In the current study, we aimed to compare how different oscillatory features of cortical sensorimotor activity change in PD to elucidate what oscillatory features in the neural time-series differ between PD patients and healthy controls and how these features are associated with different motor symptoms in PD. We extracted the sensorimotor neural resting-state activity from source reconstructed resting-state MEG signals in the sensorimotor cortex (Fig. 1) and quantified the time-series in terms of the PSD in the canonical mu-band (8–30 Hz).49,50 In addition to the band-specific analysis, we compared the 1/f broadband characteristics of the PSD.51,52 Finally, we compared features of the sensorimotor rhythm in terms of time-domain analysis of spontaneous transient bursts.14,38 We tested the hypotheses of altered functional changes in PD by analysing how these features differed between PD patients and healthy controls and further investigated the interactions with age and sex. As ageing is associated with structural and functional changes in the sensorimotor cortex53,54, we investigated if the potential changes in sensorimotor activity in PD differed across age. Since both healthy ageing and PD disease progression are linked to thinning of the cortex55,56, we further included thickness of the sensorimotor cortex in the analysis as a potential mediating factor on the sensorimotor activity that potentially also interacts with disease state.

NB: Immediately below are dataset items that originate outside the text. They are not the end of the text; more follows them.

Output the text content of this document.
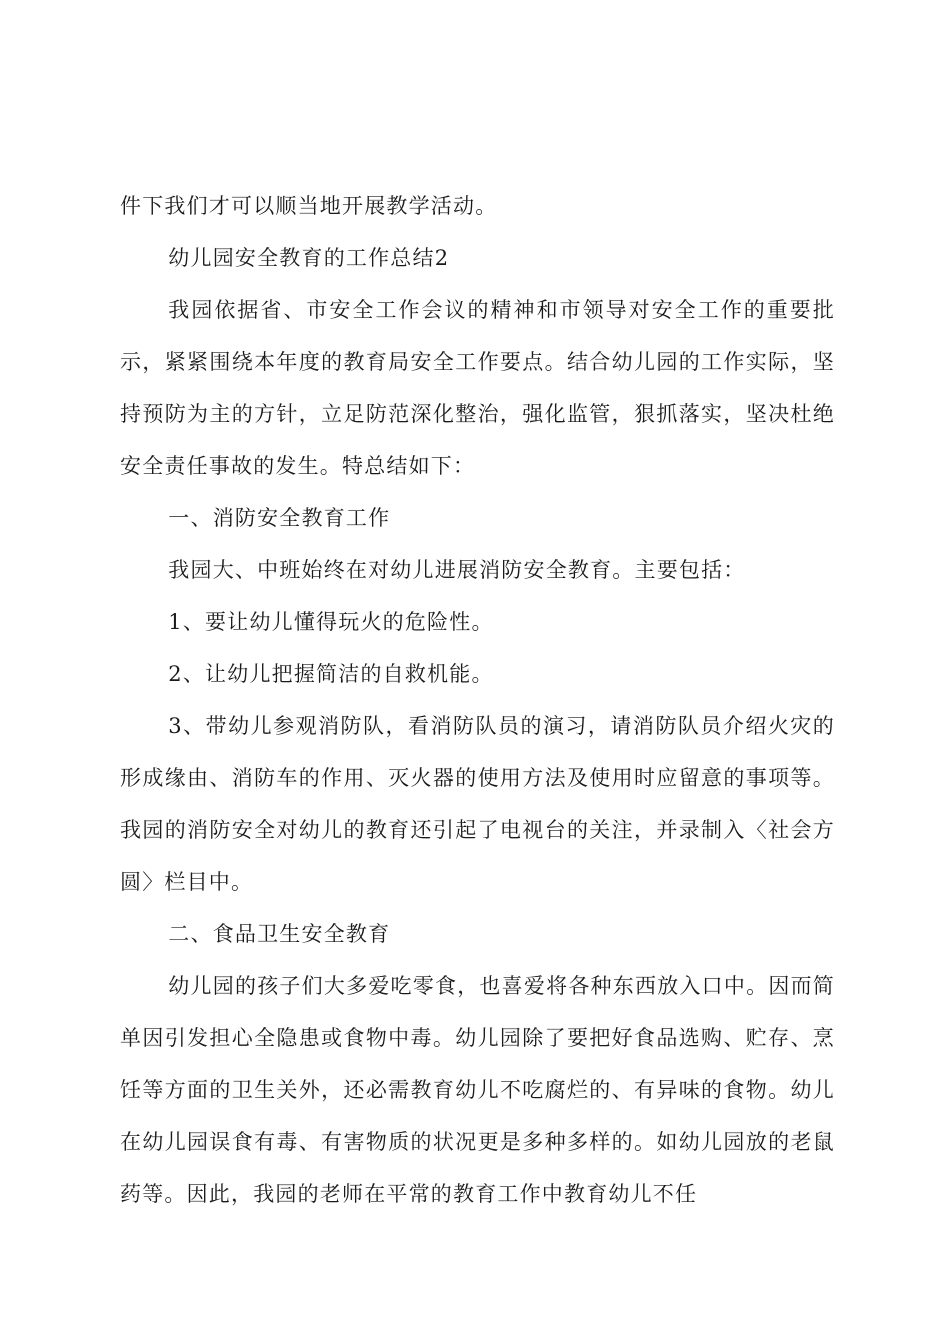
件下我们才可以顺当地开展教学活动。

幼儿园安全教育的工作总结2

我园依据省、市安全工作会议的精神和市领导对安全工作的重要批示，紧紧围绕本年度的教育局安全工作要点。结合幼儿园的工作实际，坚持预防为主的方针，立足防范深化整治，强化监管，狠抓落实，坚决杜绝安全责任事故的发生。特总结如下：

一、消防安全教育工作

我园大、中班始终在对幼儿进展消防安全教育。主要包括：

1、要让幼儿懂得玩火的危险性。

2、让幼儿把握简洁的自救机能。

3、带幼儿参观消防队，看消防队员的演习，请消防队员介绍火灾的形成缘由、消防车的作用、灭火器的使用方法及使用时应留意的事项等。我园的消防安全对幼儿的教育还引起了电视台的关注，并录制入〈社会方圆〉栏目中。

二、食品卫生安全教育

幼儿园的孩子们大多爱吃零食，也喜爱将各种东西放入口中。因而简单因引发担心全隐患或食物中毒。幼儿园除了要把好食品选购、贮存、烹饪等方面的卫生关外，还必需教育幼儿不吃腐烂的、有异味的食物。幼儿在幼儿园误食有毒、有害物质的状况更是多种多样的。如幼儿园放的老鼠药等。因此，我园的老师在平常的教育工作中教育幼儿不任
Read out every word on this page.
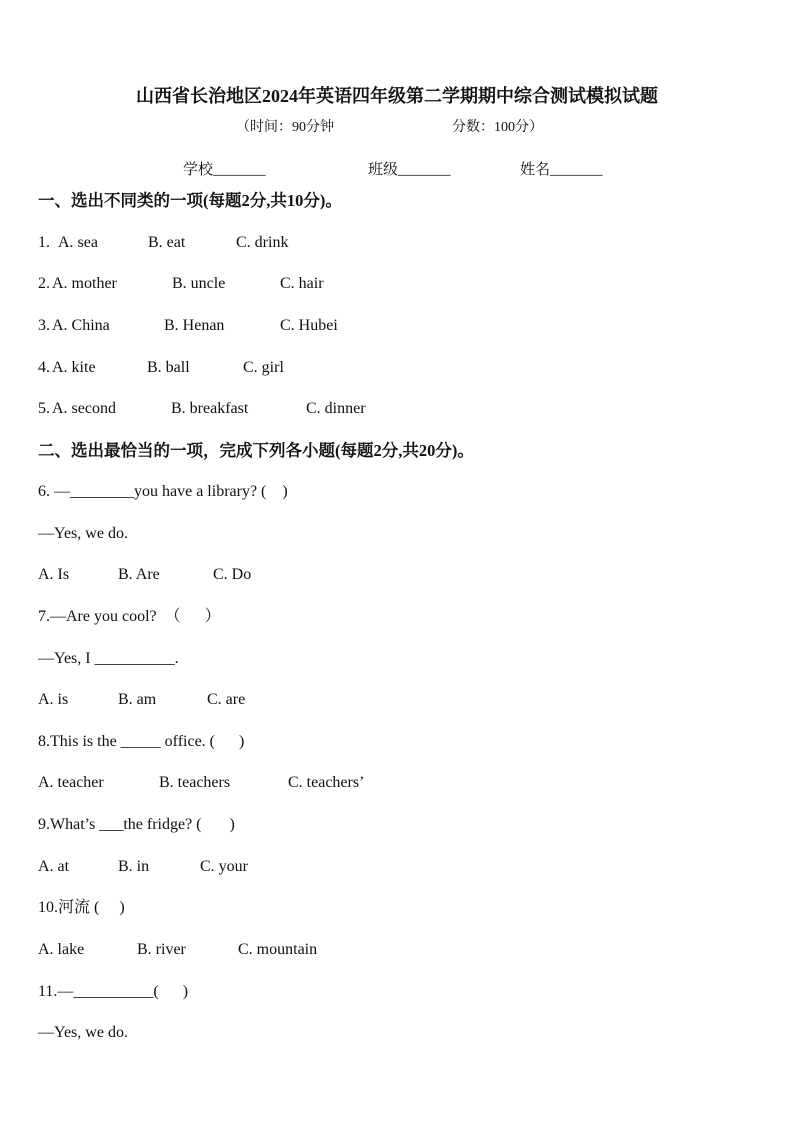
山西省长治地区2024年英语四年级第二学期期中综合测试模拟试题
（时间：90分钟	分数：100分）
学校_______	班级_______	姓名_______
一、选出不同类的一项(每题2分,共10分)。
1. A. sea	B. eat	C. drink
2. A. mother	B. uncle	C. hair
3. A. China	B. Henan	C. Hubei
4. A. kite	B. ball	C. girl
5. A. second	B. breakfast	C. dinner
二、选出最恰当的一项，完成下列各小题(每题2分,共20分)。
6. —________you have a library? (    )
—Yes, we do.
A. Is	B. Are	C. Do
7.—Are you cool?  （      ）
—Yes, I __________.
A. is	B. am	C. are
8.This is the _____ office. (      )
A. teacher	B. teachers	C. teachers’
9.What’s ___the fridge? (       )
A. at	B. in	C. your
10.河流 (     )
A. lake	B. river	C. mountain
11.—__________(      )
—Yes, we do.
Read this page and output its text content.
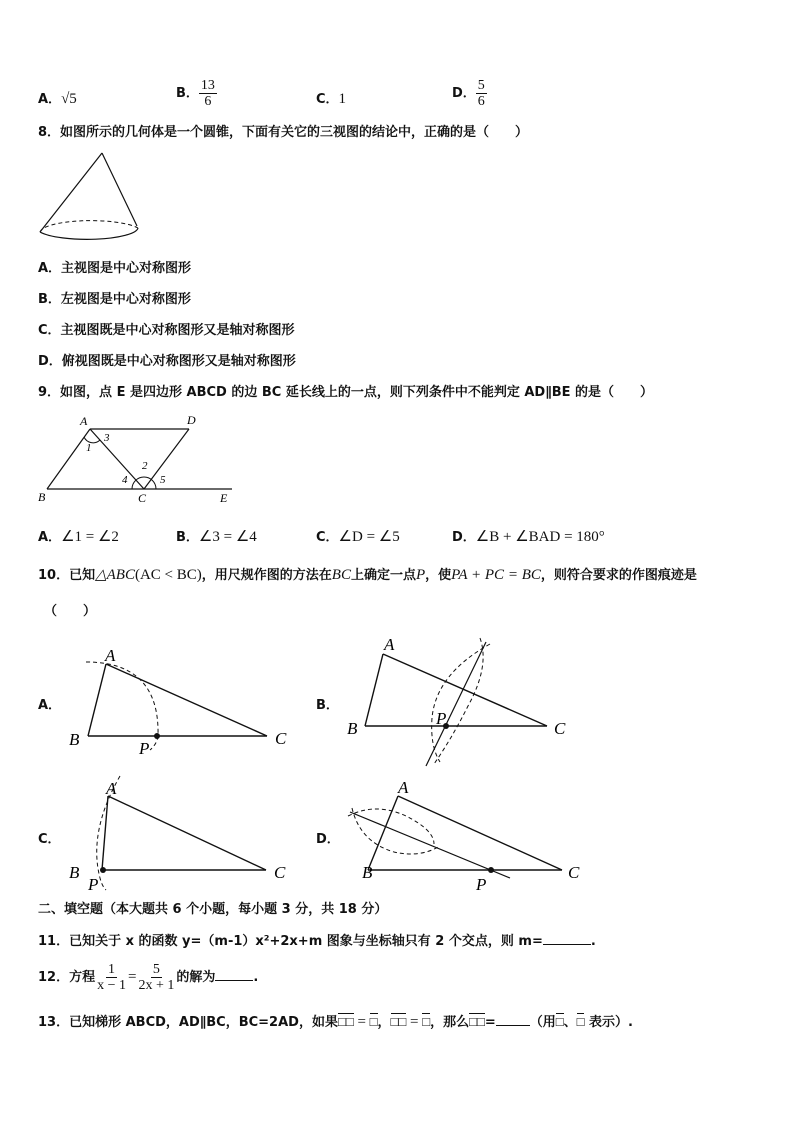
A．√5	B． $\frac{13}{6}$	C．1	D． $\frac{5}{6}$
8．如图所示的几何体是一个圆锥，下面有关它的三视图的结论中，正确的是（　　）
A．主视图是中心对称图形
B．左视图是中心对称图形
C．主视图既是中心对称图形又是轴对称图形
D．俯视图既是中心对称图形又是轴对称图形
9．如图，点 E 是四边形 ABCD 的边 BC 延长线上的一点，则下列条件中不能判定 AD∥BE 的是（　　）
A	D
B	C	E
1
2
3
4	5
A．∠1 = ∠2	B．∠3 = ∠4	C．∠D = ∠5	D．∠B + ∠BAD = 180°
10．已知△ABC(AC < BC)，用尺规作图的方法在BC上确定一点P，使PA + PC = BC，则符合要求的作图痕迹是
（　　）
A．
A
B	C
P
B．
A
B	C
P
C．
A
B	C
P
D．
A
B	C
P
二、填空题（本大题共 6 个小题，每小题 3 分，共 18 分）
11．已知关于 x 的函数 y=（m-1）x²+2x+m 图象与坐标轴只有 2 个交点，则 m=	.
12．方程 $\frac{1}{x - 1} = \frac{5}{2x + 1}$ 的解为	.
13．已知梯形 ABCD，AD∥BC，BC=2AD，如果□□ = □，□□ = □，那么□□=	（用□、□ 表示）.
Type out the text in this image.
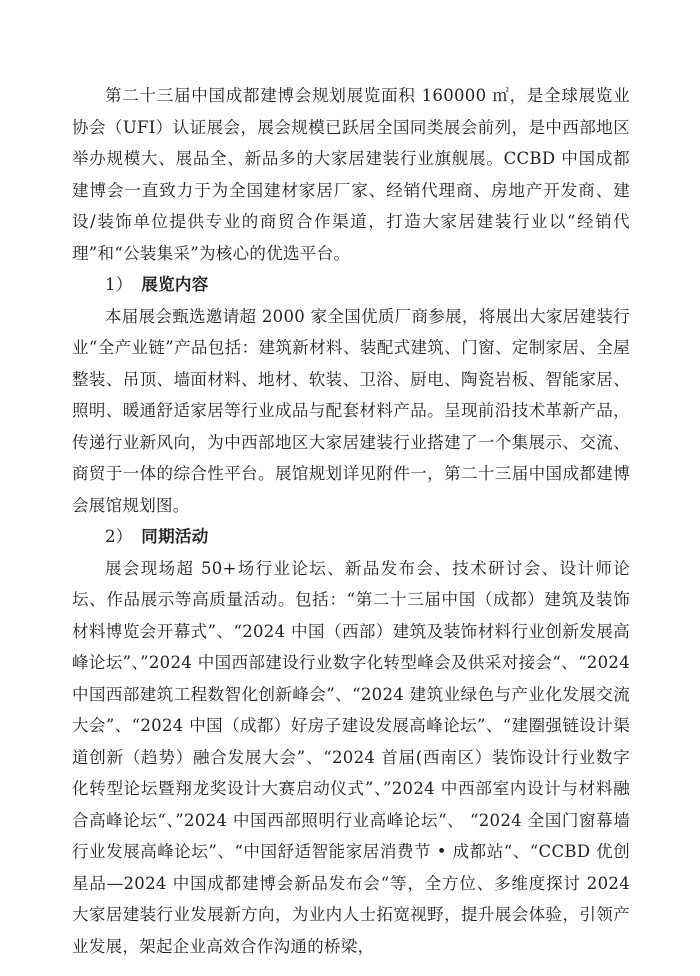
第二十三届中国成都建博会规划展览面积 160000 ㎡，是全球展览业协会（UFI）认证展会，展会规模已跃居全国同类展会前列，是中西部地区举办规模大、展品全、新品多的大家居建装行业旗舰展。CCBD 中国成都建博会一直致力于为全国建材家居厂家、经销代理商、房地产开发商、建设/装饰单位提供专业的商贸合作渠道，打造大家居建装行业以“经销代理”和“公装集采”为核心的优选平台。

1） 展览内容

本届展会甄选邀请超 2000 家全国优质厂商参展，将展出大家居建装行业“全产业链”产品包括：建筑新材料、装配式建筑、门窗、定制家居、全屋整装、吊顶、墙面材料、地材、软装、卫浴、厨电、陶瓷岩板、智能家居、照明、暖通舒适家居等行业成品与配套材料产品。呈现前沿技术革新产品，传递行业新风向，为中西部地区大家居建装行业搭建了一个集展示、交流、商贸于一体的综合性平台。展馆规划详见附件一，第二十三届中国成都建博会展馆规划图。

2） 同期活动

展会现场超 50+场行业论坛、新品发布会、技术研讨会、设计师论坛、作品展示等高质量活动。包括：“第二十三届中国（成都）建筑及装饰材料博览会开幕式”、“2024 中国（西部）建筑及装饰材料行业创新发展高峰论坛”、”2024 中国西部建设行业数字化转型峰会及供采对接会“、“2024 中国西部建筑工程数智化创新峰会”、“2024 建筑业绿色与产业化发展交流大会”、“2024 中国（成都）好房子建设发展高峰论坛”、“建圈强链设计渠道创新（趋势）融合发展大会”、“2024 首届(西南区）装饰设计行业数字化转型论坛暨翔龙奖设计大赛启动仪式”、”2024 中西部室内设计与材料融合高峰论坛“、”2024 中国西部照明行业高峰论坛“、 “2024 全国门窗幕墙行业发展高峰论坛”、“中国舒适智能家居消费节 • 成都站“、“CCBD 优创星品—2024 中国成都建博会新品发布会“等，全方位、多维度探讨 2024 大家居建装行业发展新方向，为业内人士拓宽视野，提升展会体验，引领产业发展，架起企业高效合作沟通的桥梁，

The central hypothesis was that there would be differences between healthy controls and PD in features of the sensorimotor signals, but also that different features may be related to different functional changes. We hypothesised that individual oscillatory features would reflect different underlying neural functions in the sensorimotor system and thereby show different relationships to the clinical manifestations of specific motor symptoms in PD. We tested this hypothesis in two steps: first, examining the inter-relationship between all different measures, and subsequently, examining what feature—or combination of features—best explained the variation in severity within each motor symptom.